Would the doctor go? Yes—he would go! But he had no sooner reached that point of the mainland whence he was bound across a fine stretch of ice to the island than he was again intercepted. It was a young man, this time, whose mother lay ill, with no other Protestant family living within fifty miles. Would the doctor help her? Yes—the doctor would; and did. And when he was about to be on his way again——
“Could you bear word,” said the woman, “t’ Mister Elliot t’ come bury my boy? He said he’d come, sir; but now my little lad has been lying dead, here, since January.”
It was then early in March. Mr. Elliot was a Protestant fisherman who was accustomed to bury the Protestant dead of that district. Yes—the doctor would bear word to him. Having promised this, he set out to visit the sick man on the island; for whom, also, he did what he could.
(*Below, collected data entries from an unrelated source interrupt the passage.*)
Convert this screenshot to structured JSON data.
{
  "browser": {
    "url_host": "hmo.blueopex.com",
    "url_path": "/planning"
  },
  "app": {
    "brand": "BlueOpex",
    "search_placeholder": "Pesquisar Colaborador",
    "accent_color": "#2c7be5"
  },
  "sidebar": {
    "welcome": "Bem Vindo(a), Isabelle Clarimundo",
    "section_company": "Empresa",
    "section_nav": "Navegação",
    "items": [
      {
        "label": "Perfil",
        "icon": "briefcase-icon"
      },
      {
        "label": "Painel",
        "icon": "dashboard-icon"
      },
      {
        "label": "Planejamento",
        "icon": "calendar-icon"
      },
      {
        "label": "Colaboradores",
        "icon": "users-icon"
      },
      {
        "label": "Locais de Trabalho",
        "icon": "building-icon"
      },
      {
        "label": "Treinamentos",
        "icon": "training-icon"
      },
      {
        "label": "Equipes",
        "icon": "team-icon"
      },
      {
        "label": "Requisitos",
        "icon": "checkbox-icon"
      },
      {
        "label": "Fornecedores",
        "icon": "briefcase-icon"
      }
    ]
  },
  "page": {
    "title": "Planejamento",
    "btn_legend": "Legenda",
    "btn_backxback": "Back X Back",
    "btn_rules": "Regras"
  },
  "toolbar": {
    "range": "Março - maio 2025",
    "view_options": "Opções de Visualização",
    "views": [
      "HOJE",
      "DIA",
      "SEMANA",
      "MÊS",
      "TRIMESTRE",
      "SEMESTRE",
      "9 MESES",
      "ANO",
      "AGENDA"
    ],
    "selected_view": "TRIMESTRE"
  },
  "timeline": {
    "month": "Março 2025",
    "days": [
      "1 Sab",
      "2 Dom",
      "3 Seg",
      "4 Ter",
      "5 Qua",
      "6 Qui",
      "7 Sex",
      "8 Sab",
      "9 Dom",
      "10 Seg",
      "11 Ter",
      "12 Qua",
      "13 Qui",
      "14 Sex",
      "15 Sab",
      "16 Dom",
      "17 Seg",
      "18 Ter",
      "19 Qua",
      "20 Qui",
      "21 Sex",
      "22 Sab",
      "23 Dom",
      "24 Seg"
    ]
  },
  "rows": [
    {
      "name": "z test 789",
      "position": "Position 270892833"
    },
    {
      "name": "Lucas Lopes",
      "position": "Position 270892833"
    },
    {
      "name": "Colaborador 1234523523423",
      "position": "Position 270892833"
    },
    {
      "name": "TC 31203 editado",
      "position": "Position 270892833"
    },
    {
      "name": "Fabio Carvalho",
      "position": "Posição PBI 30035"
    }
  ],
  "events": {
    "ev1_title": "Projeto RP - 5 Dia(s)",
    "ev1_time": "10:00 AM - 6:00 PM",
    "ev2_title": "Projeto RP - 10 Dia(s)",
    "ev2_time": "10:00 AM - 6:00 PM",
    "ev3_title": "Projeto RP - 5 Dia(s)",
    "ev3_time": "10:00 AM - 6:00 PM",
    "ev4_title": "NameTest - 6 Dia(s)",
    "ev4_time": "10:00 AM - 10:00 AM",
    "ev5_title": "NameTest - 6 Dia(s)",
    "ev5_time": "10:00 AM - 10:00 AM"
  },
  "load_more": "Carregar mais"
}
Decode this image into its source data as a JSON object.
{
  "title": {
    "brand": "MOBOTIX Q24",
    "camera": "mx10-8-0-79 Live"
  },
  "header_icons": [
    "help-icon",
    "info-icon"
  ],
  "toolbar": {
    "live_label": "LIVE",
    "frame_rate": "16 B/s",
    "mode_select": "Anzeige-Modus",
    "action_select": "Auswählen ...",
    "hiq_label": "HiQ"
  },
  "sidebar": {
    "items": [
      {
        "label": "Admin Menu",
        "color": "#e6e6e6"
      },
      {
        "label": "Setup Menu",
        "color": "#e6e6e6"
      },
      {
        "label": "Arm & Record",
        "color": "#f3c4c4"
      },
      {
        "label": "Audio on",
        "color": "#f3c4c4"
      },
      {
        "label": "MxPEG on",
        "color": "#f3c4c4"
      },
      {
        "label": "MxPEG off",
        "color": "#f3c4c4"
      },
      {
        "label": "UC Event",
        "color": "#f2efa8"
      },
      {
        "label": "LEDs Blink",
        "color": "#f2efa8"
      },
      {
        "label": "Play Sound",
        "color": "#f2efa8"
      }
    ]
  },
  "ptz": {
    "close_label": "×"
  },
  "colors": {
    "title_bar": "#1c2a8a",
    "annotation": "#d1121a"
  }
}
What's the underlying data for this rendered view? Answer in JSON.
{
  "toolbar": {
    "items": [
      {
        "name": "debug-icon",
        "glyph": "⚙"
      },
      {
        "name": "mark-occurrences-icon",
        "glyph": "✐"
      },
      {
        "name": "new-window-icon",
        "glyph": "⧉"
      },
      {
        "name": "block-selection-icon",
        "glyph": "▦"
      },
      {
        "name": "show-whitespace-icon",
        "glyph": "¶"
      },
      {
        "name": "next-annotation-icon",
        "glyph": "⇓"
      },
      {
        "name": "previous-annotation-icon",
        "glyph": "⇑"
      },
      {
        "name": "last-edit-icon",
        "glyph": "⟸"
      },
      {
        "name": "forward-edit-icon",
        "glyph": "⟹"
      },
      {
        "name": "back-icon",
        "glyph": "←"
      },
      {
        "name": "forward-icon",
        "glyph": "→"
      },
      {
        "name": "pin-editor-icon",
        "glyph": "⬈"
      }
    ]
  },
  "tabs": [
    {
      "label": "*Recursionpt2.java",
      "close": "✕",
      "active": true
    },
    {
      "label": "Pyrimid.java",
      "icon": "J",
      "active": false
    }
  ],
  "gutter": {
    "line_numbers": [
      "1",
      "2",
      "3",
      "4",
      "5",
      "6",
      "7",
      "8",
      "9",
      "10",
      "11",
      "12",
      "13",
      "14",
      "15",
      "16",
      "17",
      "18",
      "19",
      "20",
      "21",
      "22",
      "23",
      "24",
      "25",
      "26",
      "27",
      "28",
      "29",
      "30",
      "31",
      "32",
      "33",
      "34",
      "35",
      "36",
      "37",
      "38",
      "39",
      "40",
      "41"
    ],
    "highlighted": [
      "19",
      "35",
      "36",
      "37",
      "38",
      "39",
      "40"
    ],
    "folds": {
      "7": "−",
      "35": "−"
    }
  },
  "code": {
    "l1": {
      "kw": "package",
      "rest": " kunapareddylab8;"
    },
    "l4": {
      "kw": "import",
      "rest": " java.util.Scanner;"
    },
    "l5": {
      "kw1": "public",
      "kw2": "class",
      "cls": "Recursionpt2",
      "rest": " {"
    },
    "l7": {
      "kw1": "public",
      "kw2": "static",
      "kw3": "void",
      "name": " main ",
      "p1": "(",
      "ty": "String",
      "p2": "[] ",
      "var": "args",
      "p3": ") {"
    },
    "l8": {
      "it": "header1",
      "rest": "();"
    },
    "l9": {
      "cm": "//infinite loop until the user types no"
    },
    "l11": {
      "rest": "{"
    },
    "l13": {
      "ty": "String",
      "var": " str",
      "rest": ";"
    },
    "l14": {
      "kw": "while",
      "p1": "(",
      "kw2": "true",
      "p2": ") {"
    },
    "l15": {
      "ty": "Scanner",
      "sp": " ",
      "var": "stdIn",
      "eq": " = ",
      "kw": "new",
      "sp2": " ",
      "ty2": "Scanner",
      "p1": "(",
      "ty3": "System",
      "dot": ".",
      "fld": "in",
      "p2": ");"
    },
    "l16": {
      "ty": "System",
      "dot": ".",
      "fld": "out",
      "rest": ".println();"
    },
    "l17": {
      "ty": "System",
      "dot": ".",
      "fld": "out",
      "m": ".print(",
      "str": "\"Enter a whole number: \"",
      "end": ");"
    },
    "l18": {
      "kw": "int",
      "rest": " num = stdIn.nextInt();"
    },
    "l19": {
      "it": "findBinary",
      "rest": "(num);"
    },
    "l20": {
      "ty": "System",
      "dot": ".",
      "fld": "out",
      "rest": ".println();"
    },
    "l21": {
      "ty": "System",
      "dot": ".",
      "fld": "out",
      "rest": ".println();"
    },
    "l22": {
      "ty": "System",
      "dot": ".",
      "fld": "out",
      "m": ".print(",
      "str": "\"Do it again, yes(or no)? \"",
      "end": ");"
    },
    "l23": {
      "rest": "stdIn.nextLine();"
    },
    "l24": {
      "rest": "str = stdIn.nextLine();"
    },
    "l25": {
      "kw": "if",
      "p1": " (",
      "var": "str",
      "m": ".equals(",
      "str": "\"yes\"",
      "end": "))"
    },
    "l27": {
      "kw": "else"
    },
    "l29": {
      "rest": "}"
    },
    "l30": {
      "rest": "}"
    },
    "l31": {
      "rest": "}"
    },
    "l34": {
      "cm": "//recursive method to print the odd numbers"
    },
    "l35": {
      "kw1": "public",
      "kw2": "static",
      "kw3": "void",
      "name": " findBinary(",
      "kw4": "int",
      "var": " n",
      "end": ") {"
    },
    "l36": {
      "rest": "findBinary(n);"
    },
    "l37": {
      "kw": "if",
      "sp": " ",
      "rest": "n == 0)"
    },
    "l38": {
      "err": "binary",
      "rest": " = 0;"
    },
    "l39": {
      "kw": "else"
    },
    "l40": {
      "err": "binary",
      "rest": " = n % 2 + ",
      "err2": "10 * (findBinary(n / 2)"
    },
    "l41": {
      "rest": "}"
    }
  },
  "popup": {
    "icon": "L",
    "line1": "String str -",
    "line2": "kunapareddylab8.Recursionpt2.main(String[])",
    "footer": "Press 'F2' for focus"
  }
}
Off again towards Conch—now with fresh teams, which had been provided by the friends of the man who lay there dying. And by the way a man brought his little son for examination and treatment—“a lad of three years,” says the doctor; “a bright, healthy, embryo fisherman, light-haired and blue-eyed, a veritable celt.”
“And what’s the matter with him?” was the physician’s question.
“He’ve a club foot, sir,” was the answer.